Preview Night at San Diego Comic-Con is typically about visiting the SDCC Exhibit Hall, seeing everything before general attendees do.Savvy veterans use this opportunity to get their hands on the latest exclusives (which is still difficult to do, but that’ll be a story for another time), but for smaller publications like us, it’s a chance to get some hands-on time with the latest unreleased video games.
Dragon Quest XI marks the main series’ first foray in the HD era in the United States as previous versions like Dragon Quest IX graced the Nintendo DS and the online-only Dragon Quest X was only available overseas.
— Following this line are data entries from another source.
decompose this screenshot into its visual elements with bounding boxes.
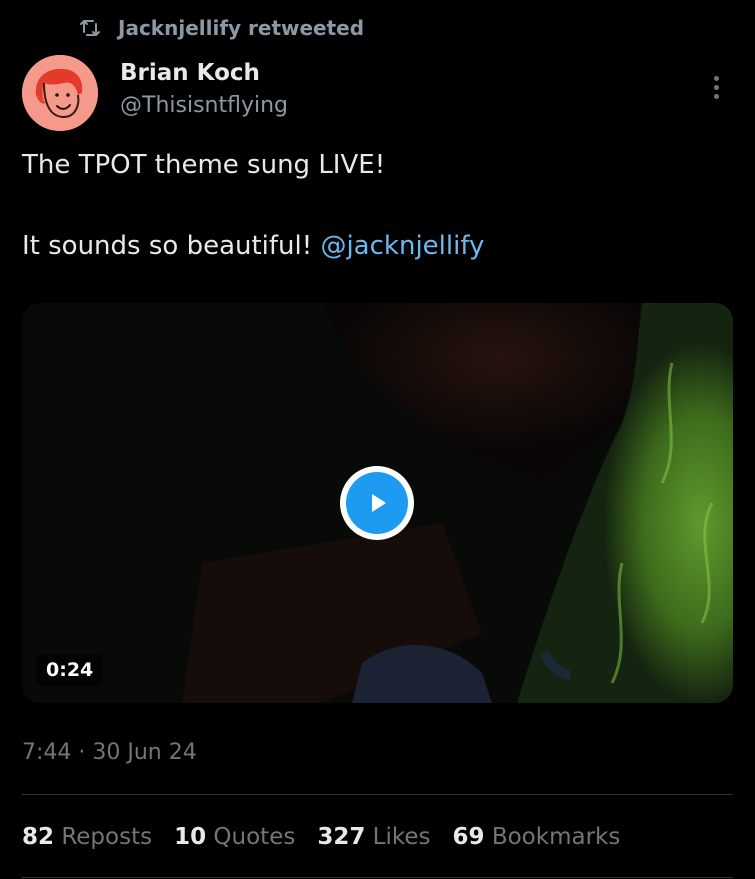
- retweet-icon: [78, 16, 102, 40]
- more-dot: [713, 75, 719, 81]
- stat-reposts[interactable]: 82 Reposts: [22, 824, 152, 850]
- divider: [22, 877, 733, 878]
- tweet-timestamp[interactable]: 7:44 · 30 Jun 24: [22, 740, 197, 765]
- stat-label: Reposts: [61, 824, 153, 850]
- mention-link[interactable]: @jacknjellify: [320, 231, 484, 261]
- tweet-text: It sounds so beautiful!: [22, 231, 321, 261]
- more-options-icon[interactable]: [706, 70, 726, 104]
- divider: [22, 794, 733, 795]
- video-duration-badge: 0:24: [36, 654, 104, 686]
- stat-count: 327: [317, 824, 366, 850]
- play-button[interactable]: [340, 466, 414, 540]
- stat-bookmarks[interactable]: 69 Bookmarks: [453, 824, 621, 850]
- stat-count: 69: [452, 824, 485, 850]
- engagement-stats: 82 Reposts 10 Quotes 327 Likes 69 Bookma…: [22, 820, 642, 854]
- tweet-text-line: It sounds so beautiful! @jacknjellify: [22, 231, 484, 261]
- author-handle[interactable]: @Thisisntflying: [120, 93, 288, 118]
- author-display-name[interactable]: Brian Koch: [120, 60, 260, 86]
- avatar-face-icon: [22, 55, 98, 131]
- stat-count: 82: [22, 824, 55, 850]
- stat-quotes[interactable]: 10 Quotes: [174, 824, 295, 850]
- tweet-text-line: The TPOT theme sung LIVE!: [22, 150, 386, 180]
- retweet-header[interactable]: Jacknjellify retweeted: [78, 14, 364, 42]
- stat-label: Bookmarks: [491, 824, 621, 850]
- retweet-label: Jacknjellify retweeted: [118, 16, 365, 40]
- more-dot: [713, 84, 719, 90]
- stat-label: Quotes: [213, 824, 296, 850]
- stat-count: 10: [174, 824, 207, 850]
- more-dot: [713, 93, 719, 99]
- stat-label: Likes: [372, 824, 431, 850]
- avatar[interactable]: [22, 55, 98, 131]
- play-icon: [346, 472, 408, 534]
- stat-likes[interactable]: 327 Likes: [317, 824, 430, 850]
With JRPGs like Ni no Kuni and Persona 5 seeing recent success, we were interested in seeing whether Dragon Quest XI could maintain the series’ signature charm while making its foray onto current generation hardware, and by all accounts, it’s passing the bill.
Two demos of the game were available at Comic-Con. The first one looked to be the very beginning of the game as the hero can venture around his hometown before making his way to the nearby kingdom to begin his quest. It was pretty loud in the exhibit hall, so despite the fact that I had headphones on, I couldn’t hear much going on in-game.
The first demo was more about exploration and interaction with townsfolk, staples of classic RPGs, and all that felt about as natural as it gets. Then it was time to check out the world map, and it was fun running over slimes an other weak enemies with the horse. Bigger enemies forced us to go into battle, where we were met with Dragon Quest’s traditional turn-based battle system, which doesn’t leave us with much to say. It’s just your standard turn-based battle system. If there’s one thing to criticize though, it’s the fact that there are times where you don’t know when your turn is. There’s no menu indicating who’s next in line, and when one of your characters has to act, there’s no indicator aside from the fact that his or her avatar on the menu is slightly indented compared to the rest. That said, it’s easy to make mistakes like choosing to attack with a healer staff.
The second demo took place a little later in the game, when you have a guest character in the group who you have no control of when you’re battling. Aside from exploration, the battle system was put front in center here as you go against one of the game’s bosses. I put easy work into it and took it out, but there really isn’t much to say about it. It’s a standard boss.
Dragon Quest XI: Echoes of an Elusive Age is due out on the PlayStation 4 in September (with a Switch version supposedly along the way next year), and it’s something we’ll definitely be keeping our eye on. It’s just tough to tell whether this game will do much to push the envelope or set the standard for the genre, but we’re still very interested in seeing how it’ll all turn out.